Spectrum HoloByte's Tornado does include a wealth of ground detail—thousands of objects are clearly visible in three three-hundred-mile-by-three-hundred-mile battle areas: buildings (including what looks like a nuclear reactor), factories, bridges, power stations, tank farms, antenna towers, SAM sites, AAA batteries, railroad trains and truck convoys (one especially nice touch: the trucks' headlights piercing the night), and of course the air base runways that were the reallife Tornado's raison d'être.
Curiously, there are two levels of resolution—the higher of the two is used for the static displays (detailed maps, mission briefings, and menus, for example); and the lower resolution is for the flight sim itself. Obviously, the thinking here is that if the higher res is used for the sim, it will slow the frame rate, but the net effect is that the preparations for a flight look a whole lot better than the graphics of the Tornado in the air.
The real strength of Tornado is in the high-res mission planning. There are the usual single-mission and "Campaign" modes, as well as solo flights and multiplane sorties, with up to six Tornados at once. The mission profiles are quite elaborate—on some of the multiplane strikes, instead of approaching the target in a conventional formation, you might have three two-plane elements approaching it from different directions. At the end of your mission, there is a detailed debriefing and analysis, although no replay or VCR feature.
A Board Game with Wings
At its best, Tornado is less like a sim than a strategy board game (even the map looks like those typical strategy games, where all roads go straight north/south, east/west or at a 45-degree angle). There are even elaborate transparent map overlays like those favored by REMFs (no, it's not in the Glossary; but "RE" stands for Rear Echelon).
Flying in Tornado is a chore. Like every British sim I've seen, Tornado is gratuitously complex—you really have to want to master this game to claw your way through a tangle of obscure commands (and the documentation doesn't make your task any easier—at least they might have Americanized some of the more parochial British spellings and nomenclature—"reheat," for example, means "afterburner"). The interface is anything but intuitive.

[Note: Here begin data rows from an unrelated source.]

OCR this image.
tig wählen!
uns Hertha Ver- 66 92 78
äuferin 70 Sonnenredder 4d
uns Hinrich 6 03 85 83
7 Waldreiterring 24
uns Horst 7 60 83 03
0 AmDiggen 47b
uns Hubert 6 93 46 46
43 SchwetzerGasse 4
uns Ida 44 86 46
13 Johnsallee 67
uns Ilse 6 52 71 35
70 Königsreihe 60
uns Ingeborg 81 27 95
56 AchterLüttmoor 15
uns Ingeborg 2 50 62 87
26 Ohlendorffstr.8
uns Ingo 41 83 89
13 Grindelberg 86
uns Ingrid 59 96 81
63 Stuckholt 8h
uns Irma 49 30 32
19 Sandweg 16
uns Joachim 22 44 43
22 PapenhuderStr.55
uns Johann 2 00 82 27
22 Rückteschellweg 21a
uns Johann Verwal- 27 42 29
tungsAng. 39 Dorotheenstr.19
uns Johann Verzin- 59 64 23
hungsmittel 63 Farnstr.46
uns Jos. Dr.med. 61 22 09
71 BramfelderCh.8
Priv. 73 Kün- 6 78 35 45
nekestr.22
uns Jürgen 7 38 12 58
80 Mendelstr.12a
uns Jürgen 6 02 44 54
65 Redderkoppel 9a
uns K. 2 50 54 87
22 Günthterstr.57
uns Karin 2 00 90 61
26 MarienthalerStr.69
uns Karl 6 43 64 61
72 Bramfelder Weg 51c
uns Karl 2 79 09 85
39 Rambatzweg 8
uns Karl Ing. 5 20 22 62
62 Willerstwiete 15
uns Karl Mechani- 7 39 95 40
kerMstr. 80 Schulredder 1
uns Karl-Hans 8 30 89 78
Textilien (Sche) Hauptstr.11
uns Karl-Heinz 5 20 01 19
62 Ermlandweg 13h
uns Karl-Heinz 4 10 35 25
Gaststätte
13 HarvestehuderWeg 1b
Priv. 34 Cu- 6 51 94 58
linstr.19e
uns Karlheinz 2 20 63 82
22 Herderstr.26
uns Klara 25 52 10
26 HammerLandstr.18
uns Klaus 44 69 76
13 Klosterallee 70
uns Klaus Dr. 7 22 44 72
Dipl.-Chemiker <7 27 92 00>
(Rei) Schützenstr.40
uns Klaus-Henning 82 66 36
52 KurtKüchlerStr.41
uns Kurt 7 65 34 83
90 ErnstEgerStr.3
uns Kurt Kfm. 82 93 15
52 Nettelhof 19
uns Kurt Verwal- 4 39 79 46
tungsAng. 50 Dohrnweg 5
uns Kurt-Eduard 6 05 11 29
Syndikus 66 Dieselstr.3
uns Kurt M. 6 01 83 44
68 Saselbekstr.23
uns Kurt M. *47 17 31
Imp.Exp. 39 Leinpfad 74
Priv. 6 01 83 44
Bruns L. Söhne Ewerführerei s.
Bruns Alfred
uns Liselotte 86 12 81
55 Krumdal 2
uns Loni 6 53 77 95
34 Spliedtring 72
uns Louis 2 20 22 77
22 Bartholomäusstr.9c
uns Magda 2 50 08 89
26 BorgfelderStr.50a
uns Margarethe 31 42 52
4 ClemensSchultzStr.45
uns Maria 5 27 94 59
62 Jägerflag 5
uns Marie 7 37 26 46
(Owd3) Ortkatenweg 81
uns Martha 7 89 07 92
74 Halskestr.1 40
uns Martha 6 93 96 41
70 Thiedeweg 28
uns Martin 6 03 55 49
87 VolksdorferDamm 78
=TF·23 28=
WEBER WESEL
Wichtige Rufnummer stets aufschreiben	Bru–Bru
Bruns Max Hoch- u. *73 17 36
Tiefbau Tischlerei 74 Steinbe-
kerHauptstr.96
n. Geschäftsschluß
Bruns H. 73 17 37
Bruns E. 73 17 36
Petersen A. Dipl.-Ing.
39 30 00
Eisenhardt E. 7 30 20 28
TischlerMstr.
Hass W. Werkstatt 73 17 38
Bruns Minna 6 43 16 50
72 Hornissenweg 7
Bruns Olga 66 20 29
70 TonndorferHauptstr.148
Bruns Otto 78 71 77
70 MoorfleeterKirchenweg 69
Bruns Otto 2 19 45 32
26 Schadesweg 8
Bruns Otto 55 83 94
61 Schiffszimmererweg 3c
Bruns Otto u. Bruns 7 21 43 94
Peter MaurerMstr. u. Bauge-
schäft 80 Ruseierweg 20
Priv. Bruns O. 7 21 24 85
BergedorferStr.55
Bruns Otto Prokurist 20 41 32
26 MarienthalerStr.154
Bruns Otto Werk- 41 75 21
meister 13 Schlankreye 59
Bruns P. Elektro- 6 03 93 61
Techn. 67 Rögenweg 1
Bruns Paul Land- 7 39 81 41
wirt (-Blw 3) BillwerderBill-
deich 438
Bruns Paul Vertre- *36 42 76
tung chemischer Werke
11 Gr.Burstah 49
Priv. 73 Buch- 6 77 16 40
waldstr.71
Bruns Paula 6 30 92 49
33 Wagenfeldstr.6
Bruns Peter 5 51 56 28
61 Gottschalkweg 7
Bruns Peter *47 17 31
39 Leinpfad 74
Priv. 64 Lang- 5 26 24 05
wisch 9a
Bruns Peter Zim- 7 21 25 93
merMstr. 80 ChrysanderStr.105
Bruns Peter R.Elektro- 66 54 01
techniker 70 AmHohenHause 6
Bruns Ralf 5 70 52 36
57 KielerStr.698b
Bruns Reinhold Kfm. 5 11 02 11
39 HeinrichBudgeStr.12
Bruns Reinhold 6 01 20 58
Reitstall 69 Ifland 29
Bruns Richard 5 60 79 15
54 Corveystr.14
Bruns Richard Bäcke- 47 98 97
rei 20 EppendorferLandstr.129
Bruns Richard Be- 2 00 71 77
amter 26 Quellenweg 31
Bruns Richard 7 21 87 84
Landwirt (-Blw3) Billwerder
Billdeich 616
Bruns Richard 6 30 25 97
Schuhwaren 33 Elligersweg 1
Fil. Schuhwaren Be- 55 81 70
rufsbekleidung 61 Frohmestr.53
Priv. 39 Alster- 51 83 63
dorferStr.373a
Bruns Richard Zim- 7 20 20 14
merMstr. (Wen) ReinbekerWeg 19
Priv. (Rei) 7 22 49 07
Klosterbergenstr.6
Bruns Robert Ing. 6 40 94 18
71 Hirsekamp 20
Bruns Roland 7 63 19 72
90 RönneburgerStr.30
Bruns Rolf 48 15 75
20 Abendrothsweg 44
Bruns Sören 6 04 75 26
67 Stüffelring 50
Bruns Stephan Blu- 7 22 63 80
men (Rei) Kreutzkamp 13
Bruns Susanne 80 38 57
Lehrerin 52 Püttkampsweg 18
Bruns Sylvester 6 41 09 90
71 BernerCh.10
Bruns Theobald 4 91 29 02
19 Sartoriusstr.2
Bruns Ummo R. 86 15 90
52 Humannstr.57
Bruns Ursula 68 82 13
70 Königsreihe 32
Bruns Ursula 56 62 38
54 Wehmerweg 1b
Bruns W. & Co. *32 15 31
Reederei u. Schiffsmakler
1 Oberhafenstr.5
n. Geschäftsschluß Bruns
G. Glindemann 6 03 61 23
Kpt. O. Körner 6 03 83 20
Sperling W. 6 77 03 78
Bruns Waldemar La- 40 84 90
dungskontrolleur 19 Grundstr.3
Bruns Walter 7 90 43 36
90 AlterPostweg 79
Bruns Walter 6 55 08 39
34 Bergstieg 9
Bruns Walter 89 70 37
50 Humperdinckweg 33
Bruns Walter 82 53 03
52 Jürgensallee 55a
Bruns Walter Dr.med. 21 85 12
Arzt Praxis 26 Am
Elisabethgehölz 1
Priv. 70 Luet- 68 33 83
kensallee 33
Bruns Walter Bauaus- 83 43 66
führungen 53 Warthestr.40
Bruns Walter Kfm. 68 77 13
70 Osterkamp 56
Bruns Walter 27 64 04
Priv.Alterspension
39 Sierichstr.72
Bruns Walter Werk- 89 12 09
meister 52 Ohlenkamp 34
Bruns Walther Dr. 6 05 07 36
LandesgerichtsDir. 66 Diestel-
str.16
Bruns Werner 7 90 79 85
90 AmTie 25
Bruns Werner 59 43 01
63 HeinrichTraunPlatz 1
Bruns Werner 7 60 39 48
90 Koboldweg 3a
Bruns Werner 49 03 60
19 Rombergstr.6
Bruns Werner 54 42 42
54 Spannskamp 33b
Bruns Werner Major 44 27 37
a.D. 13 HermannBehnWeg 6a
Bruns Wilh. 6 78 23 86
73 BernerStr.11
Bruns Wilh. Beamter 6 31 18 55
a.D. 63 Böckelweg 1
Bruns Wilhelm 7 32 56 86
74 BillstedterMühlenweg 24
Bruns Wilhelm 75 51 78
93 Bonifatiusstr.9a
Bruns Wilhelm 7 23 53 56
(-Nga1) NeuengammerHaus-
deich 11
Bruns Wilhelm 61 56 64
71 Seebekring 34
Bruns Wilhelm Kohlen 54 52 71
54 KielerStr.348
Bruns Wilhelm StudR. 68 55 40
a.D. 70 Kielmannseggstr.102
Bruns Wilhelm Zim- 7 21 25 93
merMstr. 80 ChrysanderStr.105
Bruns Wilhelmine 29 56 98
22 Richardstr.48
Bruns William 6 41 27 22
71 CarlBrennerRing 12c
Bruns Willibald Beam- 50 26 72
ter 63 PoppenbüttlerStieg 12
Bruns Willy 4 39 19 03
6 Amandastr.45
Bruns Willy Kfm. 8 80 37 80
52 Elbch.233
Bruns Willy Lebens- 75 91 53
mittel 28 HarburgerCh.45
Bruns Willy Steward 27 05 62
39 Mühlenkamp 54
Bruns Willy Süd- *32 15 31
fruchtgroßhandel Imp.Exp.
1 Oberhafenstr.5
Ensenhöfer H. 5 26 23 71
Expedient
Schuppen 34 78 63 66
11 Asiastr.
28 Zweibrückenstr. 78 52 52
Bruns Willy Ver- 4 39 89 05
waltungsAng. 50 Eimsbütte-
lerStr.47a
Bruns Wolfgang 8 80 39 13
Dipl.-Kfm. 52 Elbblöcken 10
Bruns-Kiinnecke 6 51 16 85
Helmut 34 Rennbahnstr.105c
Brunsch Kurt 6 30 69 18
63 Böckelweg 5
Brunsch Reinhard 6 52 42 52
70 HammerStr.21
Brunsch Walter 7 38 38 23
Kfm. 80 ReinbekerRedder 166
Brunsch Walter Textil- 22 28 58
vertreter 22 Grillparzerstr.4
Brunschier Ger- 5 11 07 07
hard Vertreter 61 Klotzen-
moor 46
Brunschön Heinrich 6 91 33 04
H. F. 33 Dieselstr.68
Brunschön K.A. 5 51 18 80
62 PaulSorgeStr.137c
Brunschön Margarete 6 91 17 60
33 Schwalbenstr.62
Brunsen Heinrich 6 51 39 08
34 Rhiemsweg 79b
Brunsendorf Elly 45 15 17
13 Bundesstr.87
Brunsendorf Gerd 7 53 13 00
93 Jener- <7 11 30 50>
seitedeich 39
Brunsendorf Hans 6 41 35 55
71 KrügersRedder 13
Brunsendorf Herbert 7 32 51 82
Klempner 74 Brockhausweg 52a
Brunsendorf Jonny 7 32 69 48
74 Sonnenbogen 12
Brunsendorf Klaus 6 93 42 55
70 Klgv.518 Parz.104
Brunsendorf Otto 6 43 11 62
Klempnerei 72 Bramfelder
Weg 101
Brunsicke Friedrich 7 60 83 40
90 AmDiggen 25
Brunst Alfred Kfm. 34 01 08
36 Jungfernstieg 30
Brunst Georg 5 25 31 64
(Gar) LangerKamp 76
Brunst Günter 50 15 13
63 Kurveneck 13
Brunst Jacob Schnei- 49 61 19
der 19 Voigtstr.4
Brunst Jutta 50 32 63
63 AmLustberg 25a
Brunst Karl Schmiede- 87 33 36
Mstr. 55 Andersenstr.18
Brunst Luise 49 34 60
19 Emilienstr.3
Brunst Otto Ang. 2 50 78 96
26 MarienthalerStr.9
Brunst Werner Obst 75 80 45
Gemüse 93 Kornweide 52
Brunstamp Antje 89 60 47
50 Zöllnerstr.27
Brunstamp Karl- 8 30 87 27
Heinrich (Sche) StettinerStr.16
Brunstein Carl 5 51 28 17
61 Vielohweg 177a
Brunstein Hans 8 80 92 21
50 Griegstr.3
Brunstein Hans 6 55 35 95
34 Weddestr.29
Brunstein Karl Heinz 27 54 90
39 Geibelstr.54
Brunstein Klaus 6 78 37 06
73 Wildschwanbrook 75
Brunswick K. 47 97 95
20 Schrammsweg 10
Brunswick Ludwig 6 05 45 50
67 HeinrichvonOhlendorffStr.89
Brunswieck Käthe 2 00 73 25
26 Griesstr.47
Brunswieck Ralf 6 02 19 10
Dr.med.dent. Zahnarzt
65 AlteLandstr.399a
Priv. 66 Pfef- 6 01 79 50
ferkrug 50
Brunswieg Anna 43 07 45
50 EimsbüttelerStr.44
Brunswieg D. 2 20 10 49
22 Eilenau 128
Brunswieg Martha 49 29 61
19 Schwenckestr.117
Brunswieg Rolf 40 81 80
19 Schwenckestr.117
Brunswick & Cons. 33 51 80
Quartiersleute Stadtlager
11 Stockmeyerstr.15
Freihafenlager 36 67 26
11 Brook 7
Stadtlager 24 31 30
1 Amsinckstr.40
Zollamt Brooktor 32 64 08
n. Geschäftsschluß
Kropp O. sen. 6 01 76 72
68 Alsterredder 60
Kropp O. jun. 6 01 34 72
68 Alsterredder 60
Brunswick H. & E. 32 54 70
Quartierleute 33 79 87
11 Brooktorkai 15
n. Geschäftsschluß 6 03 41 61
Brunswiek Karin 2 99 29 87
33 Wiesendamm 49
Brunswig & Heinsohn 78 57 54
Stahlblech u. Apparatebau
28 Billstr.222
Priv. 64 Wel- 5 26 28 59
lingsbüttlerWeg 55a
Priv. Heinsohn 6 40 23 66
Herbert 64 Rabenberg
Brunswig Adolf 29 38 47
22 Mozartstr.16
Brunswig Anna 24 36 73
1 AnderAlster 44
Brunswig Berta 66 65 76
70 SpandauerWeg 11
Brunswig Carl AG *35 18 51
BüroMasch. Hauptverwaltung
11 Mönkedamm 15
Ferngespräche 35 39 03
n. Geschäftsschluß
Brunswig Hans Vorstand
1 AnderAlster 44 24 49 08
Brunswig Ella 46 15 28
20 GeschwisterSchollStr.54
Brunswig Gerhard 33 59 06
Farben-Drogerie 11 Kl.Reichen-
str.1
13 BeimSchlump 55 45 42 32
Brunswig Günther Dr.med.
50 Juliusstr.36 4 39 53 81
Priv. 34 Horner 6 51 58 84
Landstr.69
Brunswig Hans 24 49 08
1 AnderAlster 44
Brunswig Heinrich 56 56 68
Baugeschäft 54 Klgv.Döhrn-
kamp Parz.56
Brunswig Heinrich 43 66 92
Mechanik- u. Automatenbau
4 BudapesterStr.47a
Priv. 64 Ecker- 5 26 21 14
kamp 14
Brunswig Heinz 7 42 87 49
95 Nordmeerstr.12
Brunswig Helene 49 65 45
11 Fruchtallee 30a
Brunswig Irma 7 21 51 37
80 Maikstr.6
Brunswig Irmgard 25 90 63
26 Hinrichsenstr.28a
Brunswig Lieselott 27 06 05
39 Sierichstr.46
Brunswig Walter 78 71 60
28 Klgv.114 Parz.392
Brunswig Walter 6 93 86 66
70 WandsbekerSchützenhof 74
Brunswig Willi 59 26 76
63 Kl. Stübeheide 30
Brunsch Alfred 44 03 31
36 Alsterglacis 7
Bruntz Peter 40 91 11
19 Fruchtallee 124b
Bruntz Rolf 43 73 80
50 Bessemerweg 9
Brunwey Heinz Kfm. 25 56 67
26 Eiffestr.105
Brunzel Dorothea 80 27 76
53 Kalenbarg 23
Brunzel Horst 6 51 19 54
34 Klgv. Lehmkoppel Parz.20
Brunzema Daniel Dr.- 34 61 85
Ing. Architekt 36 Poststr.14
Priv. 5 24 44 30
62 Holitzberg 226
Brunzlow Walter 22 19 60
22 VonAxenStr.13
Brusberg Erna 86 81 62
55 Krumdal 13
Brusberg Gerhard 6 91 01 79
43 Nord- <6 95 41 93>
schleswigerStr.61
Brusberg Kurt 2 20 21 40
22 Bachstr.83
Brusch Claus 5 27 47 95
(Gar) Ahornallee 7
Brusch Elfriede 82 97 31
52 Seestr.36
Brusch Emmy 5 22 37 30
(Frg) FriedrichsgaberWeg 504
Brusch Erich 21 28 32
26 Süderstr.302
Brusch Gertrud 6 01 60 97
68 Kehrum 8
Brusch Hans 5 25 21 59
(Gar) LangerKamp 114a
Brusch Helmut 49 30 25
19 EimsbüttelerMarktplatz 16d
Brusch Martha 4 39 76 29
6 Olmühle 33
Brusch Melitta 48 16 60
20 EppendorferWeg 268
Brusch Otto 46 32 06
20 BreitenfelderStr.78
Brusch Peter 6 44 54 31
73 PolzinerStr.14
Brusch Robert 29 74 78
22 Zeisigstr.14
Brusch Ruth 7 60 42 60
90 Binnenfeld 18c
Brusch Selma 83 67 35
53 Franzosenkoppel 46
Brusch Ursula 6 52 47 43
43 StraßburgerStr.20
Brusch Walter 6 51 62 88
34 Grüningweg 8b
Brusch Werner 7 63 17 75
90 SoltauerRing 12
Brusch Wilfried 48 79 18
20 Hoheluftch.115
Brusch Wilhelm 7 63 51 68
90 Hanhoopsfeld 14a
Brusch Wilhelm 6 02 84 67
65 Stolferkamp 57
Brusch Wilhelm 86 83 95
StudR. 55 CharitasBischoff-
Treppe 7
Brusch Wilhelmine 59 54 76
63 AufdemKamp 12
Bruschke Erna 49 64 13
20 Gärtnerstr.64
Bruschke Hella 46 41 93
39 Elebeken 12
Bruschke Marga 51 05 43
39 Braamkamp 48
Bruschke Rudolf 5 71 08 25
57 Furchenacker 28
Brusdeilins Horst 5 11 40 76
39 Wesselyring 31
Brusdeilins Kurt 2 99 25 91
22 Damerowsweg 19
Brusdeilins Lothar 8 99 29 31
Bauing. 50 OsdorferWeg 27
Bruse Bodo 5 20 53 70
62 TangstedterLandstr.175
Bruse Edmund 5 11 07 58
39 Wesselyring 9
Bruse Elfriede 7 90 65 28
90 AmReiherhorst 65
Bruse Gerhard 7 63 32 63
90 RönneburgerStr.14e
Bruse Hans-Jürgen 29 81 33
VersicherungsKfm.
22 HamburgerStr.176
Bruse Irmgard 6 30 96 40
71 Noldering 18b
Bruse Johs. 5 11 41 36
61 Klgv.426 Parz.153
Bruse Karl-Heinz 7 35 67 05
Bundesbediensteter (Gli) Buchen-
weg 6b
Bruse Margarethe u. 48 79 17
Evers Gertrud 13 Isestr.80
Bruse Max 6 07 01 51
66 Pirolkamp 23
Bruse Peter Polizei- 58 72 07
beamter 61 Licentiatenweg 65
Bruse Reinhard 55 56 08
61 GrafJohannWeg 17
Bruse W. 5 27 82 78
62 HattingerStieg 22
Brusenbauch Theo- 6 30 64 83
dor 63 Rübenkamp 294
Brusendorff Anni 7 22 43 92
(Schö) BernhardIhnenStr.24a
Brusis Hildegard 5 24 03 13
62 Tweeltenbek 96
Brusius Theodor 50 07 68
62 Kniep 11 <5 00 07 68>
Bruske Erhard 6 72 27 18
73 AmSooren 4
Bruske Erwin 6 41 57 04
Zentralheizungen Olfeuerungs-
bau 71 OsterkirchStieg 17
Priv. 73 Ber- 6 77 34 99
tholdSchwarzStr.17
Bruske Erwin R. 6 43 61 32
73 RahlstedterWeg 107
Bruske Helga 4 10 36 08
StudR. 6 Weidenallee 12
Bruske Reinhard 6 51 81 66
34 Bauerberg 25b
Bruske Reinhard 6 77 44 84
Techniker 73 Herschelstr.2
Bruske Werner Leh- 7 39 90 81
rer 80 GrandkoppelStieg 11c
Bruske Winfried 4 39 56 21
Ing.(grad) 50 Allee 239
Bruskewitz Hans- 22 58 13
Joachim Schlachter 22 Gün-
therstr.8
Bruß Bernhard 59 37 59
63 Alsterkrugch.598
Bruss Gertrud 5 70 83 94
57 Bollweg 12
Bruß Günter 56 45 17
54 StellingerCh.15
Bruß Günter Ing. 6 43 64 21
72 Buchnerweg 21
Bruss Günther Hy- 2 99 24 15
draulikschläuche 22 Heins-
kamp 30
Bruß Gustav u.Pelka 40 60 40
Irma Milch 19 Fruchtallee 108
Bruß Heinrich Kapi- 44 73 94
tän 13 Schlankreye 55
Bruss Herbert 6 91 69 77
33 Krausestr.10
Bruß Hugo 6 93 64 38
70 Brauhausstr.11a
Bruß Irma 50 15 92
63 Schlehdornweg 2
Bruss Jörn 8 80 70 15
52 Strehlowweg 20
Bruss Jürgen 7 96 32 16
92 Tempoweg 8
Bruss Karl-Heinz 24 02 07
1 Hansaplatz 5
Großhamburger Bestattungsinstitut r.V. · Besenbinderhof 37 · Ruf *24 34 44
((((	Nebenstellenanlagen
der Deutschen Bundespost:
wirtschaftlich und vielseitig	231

The flight model seems reasonable enough—in the "Hard" mode you have to struggle with the controls from takeoff to touchdown, although automatic throttle and nap-of-the-earth terrain avoidance are available. SA suffers from not having a view out the back of the aircraft(!). Although the sky is full of Soviet airplanes, none seems as much of a threat as the pervasive and accurate SAM and AAA fire.
Another curiosity: there is a simulation within the simulation, the why of which escapes me. Before you advance to the "Combat" phase, you can practice on Tornado's "Simulator"…which looks, sounds, and feels exactly like the "Training" mode, except that you can have unlimited fuel and weapons, and you can walk away from crashes.
As for resources, the game doesn't seem terribly demanding. A fast 386 ought to do the trick, and it occupied less than ten megs on my hard disk. During the installation, I received dire warnings about my Files, Buffers, and Stacks parameters—a dedicated "boot disk" was urged—but once installed, the program seemed quite robust.
The sound is ghastly—more like what you'd expect from a Game Boy.
Note: Unlike the follow-on programs for Falcon 3.0 (see Chapter Four), such as "Operation: Fighting Tiger," "MiG-29," and "F/A-18 Hornet," Tornado is not part of Spectrum HoloByte's Electronic Battlefield Series and cannot be integrated with it.